Die wettbewerbsrechtlichen Anforderungen im Online-Handel werden stark dadurch geprägt, wie die Gerichte die jeweiligen gesetzlichen Anforderungen interpretieren. Hier finden Sie einige neuere Urteile zu relevanten Themen:

Widerrufsfrist bei e-Bay-Shops
Impressumsangaben auf Homepages 
Musterbelehrung zum Widerrufsrecht
Angabe von Lieferfristen

 

Widerrufsfrist bei e-Bay-Shops

Schon im letzten Jahr sorgte das erste Urteil zum Thema Widerrufsfrist bei e-Bay-Shops für einige Unruhe in der e-Bay-Szene und für eine nachfolgende Abmahnwelle. Mittlerweile hat die Mehrheit der Gerichte, die sich mit daraus resultierenden Streitigkeiten befassten, sich der Ansicht angeschlossen, dass die Widerrufsfrist des Verbrauchers bei der typischen e-Bay-Versteigerung in der Tat nicht zwei Wochen, sondern einen Monat beträgt. Dies liegt daran, dass der Käufer die Belehrung in Textform (also meistens per Mail) nicht vor dem Vertragsschluss erhält, sondern normalerweise erst zusammen mit dem Zuschlag, also mit der Bestätigungsmail. Widerrufsbelehrungen von bei e-Bay betriebenen Shops, die dies nicht berücksichtigen, sind falsch und somit wettbewerbswidrig.

Impressumsangaben auf der Homepage

Das OLG Oldenburg hat in einem Beschluss vom 12.5.2007 entschieden, dass der Betreiber eines Online-Shops in seinem Impressum auch eine Telefonnummer angeben muss.

Musterbelehrung zur Widerrufsfrist verkehrt?

Es ist schon verrückt: Aber das amtliche Muster für die Belehrung des Verbrauchers bei Fernabsatzgeschäften, das als Vorlage für im Fernabsatz tätige Unternehmer gedacht ist, stimmt nicht mit der Gesetzeslage überein.

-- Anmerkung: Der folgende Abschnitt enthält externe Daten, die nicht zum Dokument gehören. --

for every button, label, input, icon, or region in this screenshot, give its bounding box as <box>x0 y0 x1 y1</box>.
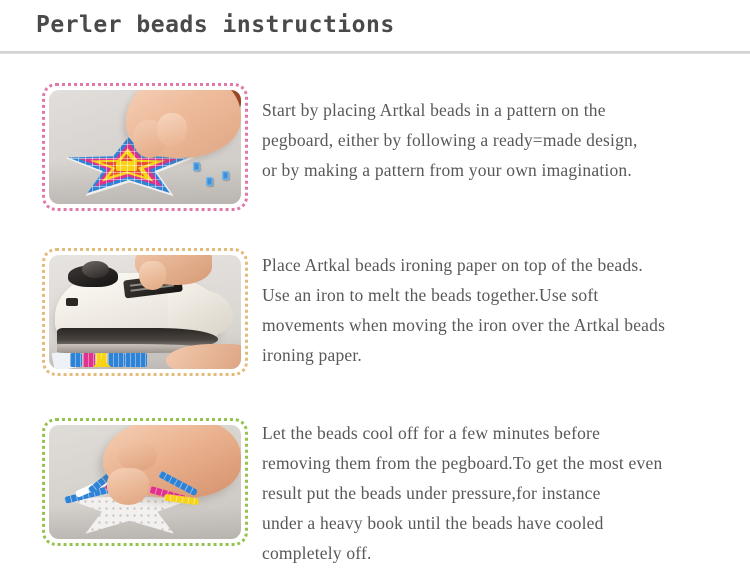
finger-shape <box>157 113 188 147</box>
header-divider <box>0 51 750 54</box>
photo-iron-melting-beads <box>49 255 241 369</box>
instruction-step: Place Artkal beads ironing paper on top … <box>0 248 750 413</box>
finger-shape <box>139 261 166 291</box>
page-title: Perler beads instructions <box>36 12 395 38</box>
bead-row <box>125 353 147 367</box>
loose-bead <box>193 162 200 171</box>
melted-bead-piece <box>70 353 147 367</box>
bead-row <box>70 353 82 367</box>
iron-button <box>66 298 78 306</box>
photo-beads-on-pegboard <box>49 90 241 204</box>
step-instruction-text: Let the beads cool off for a few minutes… <box>262 418 740 568</box>
step-photo-frame <box>42 418 248 546</box>
step-instruction-text: Place Artkal beads ironing paper on top … <box>262 250 740 370</box>
photo-removing-beads-from-pegboard <box>49 425 241 539</box>
page-header: Perler beads instructions <box>0 0 750 53</box>
instruction-step: Start by placing Artkal beads in a patte… <box>0 83 750 238</box>
step-photo-frame <box>42 83 248 211</box>
step-instruction-text: Start by placing Artkal beads in a patte… <box>262 95 740 185</box>
loose-bead <box>206 177 213 186</box>
step-photo-frame <box>42 248 248 376</box>
loose-bead <box>222 171 229 180</box>
knuckle-shape <box>118 441 156 471</box>
bead-triangle <box>93 358 111 367</box>
instruction-step: Let the beads cool off for a few minutes… <box>0 418 750 578</box>
iron-dial-knob <box>82 261 109 278</box>
thumb-shape <box>107 468 149 504</box>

Zwar gibt es in der Rechtsprechung unterschiedliche Auffassungen, ob die Verwendung des Musters von Konkurrenten erfolgreich abgemahnt werden kann oder nicht, aber um auf der sicheren Seite zu sein, empfiehlt es sich, das amtliche Muster zu „verbessern“. Statt dem Passus: „Die Frist [innerhalb derer der Verbraucher den Vertrag widerrufen kann] beginnt frühestens mit dem Erhalt dieser Belehrung“ sollte man besser formulieren: „Die Frist beginnt mit dem Erhalt dieser Belehrung in Textform, nicht aber vor Erhalt der Ware.“

Lieferfristen genau angeben

Das KG Berlin verlangt in einem aktuellen Beschluss, dass Lieferfristen von Online-Händlern in deren AGB genau angegeben werden müssen. Eine Formulierung wie „in der Regel“ sei zu unbestimmt. Hoffentlich schließen sich andere OLGs dieser realitätsfernen Auffassung nicht an! Bis das klar ist, gilt es jedoch, eine „sichere“ Formulierung zu finden, die Abmahnern keine Angriffsfläche bietet.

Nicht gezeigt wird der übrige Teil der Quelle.